A Irlanda investiga a “abominação” dos abrigos para mães solteiras

Dublin abre uma investigação sobre o tratamento dado durante décadas a 35.000 mulheres e seus bebês

O Governo da Irlanda concordou nesta terça em realizar uma comissão de investigação que traga luz sobre “a abominação”, nas palavras do primeiro ministro Enda Kenny, sobre o que foram durante décadas no século passado os abrigos para mães solteiras e seus filhos. A República decidiu assim confrontar um dos episódios mais obscuros, o drama sofrido por mais de 35.000 mães solteiras em 10 centros de acolhida geridos por freiras da igreja católica, ainda que a investigação se estenda também aos centros de acolhida geridos em conjunto no país pelo Estado e pela Igreja da Irlanda, protestante.

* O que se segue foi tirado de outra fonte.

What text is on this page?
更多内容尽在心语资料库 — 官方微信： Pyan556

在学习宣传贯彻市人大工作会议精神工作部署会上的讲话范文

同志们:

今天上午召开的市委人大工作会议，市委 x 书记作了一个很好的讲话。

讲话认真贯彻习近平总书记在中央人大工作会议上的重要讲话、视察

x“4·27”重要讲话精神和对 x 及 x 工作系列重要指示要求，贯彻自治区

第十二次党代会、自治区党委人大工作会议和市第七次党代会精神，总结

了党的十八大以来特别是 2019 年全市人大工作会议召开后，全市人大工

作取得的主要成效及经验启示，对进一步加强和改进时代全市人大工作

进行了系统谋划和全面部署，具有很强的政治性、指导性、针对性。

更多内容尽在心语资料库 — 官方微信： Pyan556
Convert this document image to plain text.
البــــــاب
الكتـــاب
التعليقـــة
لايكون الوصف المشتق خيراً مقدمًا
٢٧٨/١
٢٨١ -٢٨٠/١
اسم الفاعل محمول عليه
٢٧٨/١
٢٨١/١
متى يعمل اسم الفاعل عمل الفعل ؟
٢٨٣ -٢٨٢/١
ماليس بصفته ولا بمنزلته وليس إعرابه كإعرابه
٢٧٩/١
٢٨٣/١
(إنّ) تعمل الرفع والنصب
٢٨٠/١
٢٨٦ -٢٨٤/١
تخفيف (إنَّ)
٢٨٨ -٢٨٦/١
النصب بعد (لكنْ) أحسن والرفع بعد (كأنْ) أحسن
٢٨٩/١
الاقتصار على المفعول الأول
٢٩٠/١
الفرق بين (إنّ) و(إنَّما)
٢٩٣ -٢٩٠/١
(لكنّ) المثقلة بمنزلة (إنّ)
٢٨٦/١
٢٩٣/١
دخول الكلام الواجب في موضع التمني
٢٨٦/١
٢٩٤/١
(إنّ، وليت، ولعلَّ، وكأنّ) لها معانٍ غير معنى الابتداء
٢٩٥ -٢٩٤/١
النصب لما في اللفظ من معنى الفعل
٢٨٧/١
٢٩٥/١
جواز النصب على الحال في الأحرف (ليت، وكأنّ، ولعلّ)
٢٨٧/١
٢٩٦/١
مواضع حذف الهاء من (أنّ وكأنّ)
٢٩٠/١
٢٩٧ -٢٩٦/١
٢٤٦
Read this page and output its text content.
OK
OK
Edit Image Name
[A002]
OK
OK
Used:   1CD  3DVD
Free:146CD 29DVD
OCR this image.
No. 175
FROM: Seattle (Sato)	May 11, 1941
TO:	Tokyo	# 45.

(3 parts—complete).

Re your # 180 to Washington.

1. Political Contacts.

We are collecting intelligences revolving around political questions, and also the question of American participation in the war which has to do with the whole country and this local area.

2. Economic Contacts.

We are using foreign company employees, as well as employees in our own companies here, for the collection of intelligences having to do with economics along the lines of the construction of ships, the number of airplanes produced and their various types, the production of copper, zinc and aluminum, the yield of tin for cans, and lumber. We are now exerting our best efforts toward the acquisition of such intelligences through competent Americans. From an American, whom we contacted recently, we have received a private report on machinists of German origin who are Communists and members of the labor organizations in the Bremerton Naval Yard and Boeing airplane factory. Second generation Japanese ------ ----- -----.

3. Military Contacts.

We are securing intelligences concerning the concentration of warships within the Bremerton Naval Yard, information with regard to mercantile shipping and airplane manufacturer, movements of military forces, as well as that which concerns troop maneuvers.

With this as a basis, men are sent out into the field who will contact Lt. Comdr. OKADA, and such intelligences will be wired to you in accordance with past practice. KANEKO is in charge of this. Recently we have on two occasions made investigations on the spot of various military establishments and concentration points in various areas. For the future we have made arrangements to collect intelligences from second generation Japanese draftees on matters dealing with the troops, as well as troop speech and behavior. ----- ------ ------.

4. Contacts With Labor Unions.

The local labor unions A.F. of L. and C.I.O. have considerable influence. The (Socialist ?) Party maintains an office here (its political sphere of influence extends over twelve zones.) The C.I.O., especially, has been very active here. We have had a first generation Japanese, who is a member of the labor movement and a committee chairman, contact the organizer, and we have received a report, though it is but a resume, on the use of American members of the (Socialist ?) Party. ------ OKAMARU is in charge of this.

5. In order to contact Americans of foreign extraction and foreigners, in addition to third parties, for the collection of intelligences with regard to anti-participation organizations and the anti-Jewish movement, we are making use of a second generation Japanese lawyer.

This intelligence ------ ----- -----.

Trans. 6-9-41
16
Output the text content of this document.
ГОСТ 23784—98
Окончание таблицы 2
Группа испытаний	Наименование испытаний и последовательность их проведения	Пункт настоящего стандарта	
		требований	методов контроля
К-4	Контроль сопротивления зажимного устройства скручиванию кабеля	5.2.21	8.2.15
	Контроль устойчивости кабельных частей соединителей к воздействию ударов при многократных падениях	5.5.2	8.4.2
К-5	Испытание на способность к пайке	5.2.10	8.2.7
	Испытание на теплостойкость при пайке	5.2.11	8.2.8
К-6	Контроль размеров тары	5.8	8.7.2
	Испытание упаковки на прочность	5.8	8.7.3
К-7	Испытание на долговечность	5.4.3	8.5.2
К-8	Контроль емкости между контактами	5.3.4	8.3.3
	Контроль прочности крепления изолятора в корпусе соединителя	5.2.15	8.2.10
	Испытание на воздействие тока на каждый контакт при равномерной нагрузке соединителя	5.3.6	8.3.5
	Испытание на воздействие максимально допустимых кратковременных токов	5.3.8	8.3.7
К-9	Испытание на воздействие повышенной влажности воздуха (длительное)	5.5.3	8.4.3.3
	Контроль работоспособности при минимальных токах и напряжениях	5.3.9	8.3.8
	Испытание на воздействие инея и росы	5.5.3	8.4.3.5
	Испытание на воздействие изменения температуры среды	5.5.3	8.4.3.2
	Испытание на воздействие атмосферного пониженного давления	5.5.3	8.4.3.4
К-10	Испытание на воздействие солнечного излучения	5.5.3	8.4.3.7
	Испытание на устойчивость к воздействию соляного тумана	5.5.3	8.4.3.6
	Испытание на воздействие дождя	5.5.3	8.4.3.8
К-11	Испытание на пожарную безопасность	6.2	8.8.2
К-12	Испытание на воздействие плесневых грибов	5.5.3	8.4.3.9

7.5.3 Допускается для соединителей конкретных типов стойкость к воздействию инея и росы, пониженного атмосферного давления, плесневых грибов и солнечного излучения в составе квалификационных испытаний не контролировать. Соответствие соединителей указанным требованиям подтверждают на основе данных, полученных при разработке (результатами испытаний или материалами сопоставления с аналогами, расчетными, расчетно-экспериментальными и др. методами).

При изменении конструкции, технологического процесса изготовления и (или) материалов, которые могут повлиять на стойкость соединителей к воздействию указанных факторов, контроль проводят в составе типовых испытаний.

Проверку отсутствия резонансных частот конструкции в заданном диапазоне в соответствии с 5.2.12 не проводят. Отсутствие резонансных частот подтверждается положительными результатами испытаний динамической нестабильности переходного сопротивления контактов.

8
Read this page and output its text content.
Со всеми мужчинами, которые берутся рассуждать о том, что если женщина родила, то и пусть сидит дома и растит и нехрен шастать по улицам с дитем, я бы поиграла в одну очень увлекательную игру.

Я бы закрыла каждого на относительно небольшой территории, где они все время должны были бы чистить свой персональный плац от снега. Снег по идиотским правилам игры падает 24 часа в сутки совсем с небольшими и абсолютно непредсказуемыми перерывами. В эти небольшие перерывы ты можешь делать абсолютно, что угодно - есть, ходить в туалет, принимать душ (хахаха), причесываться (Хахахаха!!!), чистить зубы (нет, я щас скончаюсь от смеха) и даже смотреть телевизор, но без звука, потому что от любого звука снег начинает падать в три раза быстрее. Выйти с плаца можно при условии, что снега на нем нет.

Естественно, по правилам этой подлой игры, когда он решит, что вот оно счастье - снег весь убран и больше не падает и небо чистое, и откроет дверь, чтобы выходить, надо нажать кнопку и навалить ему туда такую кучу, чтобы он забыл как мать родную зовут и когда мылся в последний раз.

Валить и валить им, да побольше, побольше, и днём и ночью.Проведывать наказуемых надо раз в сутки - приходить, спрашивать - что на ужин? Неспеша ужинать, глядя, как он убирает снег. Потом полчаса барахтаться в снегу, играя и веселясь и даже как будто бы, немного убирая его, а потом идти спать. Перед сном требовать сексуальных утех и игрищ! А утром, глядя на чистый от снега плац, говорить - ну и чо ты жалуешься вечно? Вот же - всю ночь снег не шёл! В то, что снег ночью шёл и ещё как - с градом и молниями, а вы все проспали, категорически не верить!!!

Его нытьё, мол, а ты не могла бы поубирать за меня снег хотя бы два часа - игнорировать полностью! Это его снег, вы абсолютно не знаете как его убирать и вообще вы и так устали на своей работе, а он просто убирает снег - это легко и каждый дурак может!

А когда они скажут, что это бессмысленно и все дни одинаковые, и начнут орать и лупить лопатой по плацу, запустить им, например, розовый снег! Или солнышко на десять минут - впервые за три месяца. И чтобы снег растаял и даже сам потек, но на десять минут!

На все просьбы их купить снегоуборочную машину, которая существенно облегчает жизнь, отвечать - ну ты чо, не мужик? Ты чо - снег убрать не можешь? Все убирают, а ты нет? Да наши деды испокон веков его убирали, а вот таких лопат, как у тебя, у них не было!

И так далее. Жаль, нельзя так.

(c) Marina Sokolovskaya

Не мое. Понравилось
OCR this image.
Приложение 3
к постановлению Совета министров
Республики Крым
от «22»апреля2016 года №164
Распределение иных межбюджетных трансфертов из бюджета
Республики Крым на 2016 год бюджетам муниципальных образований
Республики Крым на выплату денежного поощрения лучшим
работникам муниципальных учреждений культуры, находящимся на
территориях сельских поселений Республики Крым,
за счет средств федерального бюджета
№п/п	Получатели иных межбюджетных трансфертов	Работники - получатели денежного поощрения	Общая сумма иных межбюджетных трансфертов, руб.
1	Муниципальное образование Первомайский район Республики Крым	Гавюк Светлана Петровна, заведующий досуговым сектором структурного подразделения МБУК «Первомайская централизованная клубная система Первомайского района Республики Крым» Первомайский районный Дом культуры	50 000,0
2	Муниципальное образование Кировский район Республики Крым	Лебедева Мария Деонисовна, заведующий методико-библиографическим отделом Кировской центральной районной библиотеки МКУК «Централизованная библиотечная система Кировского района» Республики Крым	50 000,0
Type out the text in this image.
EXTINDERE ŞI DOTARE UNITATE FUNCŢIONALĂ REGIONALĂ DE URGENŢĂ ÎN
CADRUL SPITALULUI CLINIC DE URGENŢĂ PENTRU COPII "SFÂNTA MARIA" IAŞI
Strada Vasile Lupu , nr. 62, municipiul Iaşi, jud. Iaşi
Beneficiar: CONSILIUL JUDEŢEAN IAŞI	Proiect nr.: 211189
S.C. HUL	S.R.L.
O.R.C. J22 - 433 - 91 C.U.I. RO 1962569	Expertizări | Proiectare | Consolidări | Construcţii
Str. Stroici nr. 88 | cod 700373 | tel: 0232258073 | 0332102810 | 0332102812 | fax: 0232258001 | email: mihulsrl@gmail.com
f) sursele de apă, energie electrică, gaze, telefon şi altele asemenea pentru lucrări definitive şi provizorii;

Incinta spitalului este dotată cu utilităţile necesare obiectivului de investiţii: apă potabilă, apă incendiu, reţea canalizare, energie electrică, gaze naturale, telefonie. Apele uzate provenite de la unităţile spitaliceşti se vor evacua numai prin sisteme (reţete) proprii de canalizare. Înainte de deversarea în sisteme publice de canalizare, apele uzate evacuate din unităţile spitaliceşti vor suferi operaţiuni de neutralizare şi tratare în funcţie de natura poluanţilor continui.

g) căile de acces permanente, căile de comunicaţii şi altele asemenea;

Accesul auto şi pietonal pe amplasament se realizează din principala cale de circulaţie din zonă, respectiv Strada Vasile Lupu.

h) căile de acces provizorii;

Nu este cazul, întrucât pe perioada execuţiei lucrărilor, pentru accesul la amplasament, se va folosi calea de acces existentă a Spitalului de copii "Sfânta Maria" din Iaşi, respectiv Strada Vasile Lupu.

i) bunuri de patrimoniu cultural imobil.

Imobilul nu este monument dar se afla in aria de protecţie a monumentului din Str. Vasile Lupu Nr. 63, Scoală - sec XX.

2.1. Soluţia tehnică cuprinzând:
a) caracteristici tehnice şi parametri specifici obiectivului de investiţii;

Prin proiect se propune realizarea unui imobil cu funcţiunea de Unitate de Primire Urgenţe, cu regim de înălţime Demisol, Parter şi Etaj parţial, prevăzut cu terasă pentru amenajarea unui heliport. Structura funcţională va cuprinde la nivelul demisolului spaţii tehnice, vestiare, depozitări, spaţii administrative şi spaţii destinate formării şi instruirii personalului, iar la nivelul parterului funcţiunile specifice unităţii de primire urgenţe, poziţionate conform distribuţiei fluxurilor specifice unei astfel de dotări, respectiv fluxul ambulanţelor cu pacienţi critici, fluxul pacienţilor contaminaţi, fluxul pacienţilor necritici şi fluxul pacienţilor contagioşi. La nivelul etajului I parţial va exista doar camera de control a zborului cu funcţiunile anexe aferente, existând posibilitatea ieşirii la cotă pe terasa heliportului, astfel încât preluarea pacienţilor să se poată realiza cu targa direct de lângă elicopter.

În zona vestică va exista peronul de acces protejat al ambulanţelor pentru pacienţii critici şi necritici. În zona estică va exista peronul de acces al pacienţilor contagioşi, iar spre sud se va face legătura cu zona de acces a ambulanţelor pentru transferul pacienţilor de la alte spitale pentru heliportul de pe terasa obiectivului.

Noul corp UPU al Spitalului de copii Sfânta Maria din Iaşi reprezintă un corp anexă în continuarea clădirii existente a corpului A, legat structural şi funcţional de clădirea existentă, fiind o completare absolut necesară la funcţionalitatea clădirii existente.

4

A investigação se tornou inevitável desde que se transformou em domínio público a existência em Tuam, no oeste do país, de uma cova com os restos de quase 800 crianças e bebês. A cova, que seguramente não é a única, foi descoberta em 1975 mas se manteve em segredo até que uma historiadora local, Catherine Corless, pôde documentar 18 meses atrás que nela repousam os restos de 796 crianças com idades compreendidas entre dois dias e 9 anos, filhos de mães solteiras que estiveram no convento de Bon Secours entre 1925 e 1961.

“Trata-se de examinar um período no qual as mulheres, em particular mulheres jovens, estavam em silêncio e silenciadas. Não é um exagero dizer que o tratamento que elas e seus bebês receberam foi uma abominação. Neste sentido, esta investigação vai examinar um período em que houve uma inquietante simbiose entra a Igreja e o Estado, no qual o pecado não era visto como um dano civil, e sim como uma ofensa para a sociedade”, declarou o Taoiseach (primeiro-ministro) Enda Kenny.

O Governo espera resolver antes do fim do mês os poderes e objetivos exatos da investigação para que possa iniciá-la antes que o Parlamento feche para as férias de verão no final de julho. Mas o ministro da Infância, Charlie Flanagan, já adiantou que provavelmente a comissão não será presidida por um juiz ou similar e, aspecto crucial, terá poderes para obrigar a prestar declaração quem considerar necessário e exigir a entrega dos documentos que considerar relevantes.

Flanagan obrigou a Igreja Católica a entregar os documentos que estão em seu poder que possam ajudar a conhecer a verdade sobre o que ocorreu. “Temos que aproveitar este momento e esta investigação para buscar a verdade no lugar de manter as especulações”, declarou o ministro. A verdade sobre o tratamento que receberam 35.000 mães solteiras em uma época em que isto era um estigma em uma sociedade completamente dominada pela religião e pela Igreja católicas. A verdade sobre o uso dos filhos destas mães solteiras em experimentos médicos como novas vacinas. A verdade sobre como foram enterrados.

A verdade também sobre a venda destas crianças a casais sem filhos, não apenas na Irlanda, mas também nos Estados Unidos. Uma verdade que em 2011 a Aliança pelos Direitos da Adoção já reclamava, que estimou então em torno de 50.000 irlandeses adotados e pedia já há três anos que se investigasse as condições nas quais viviam suas mães e as condições nas quais se realizaram aquelas adoções.

A investigação sobre o que aconteceu naqueles centros de acolhida forma parte do extraordinário processo de catarse que já há algum tempo vive a República da Irlanda, desde que se descobriu o alcance dos abusos sexuais sofridos por milhares de crianças em centros de acolhida geridos pela Igreja Católica, mas muitas vezes dependentes do Estado. Nos dois últimos anos foram realizadas quatro investigações sobre abusos infantis, incluindo o famoso caso da lavanderias das Magdalenas. Investigações para lançar uma luz sobre “o momento mais obscuro da Irlanda”, como o definiu o ministro Charlie Flanagan.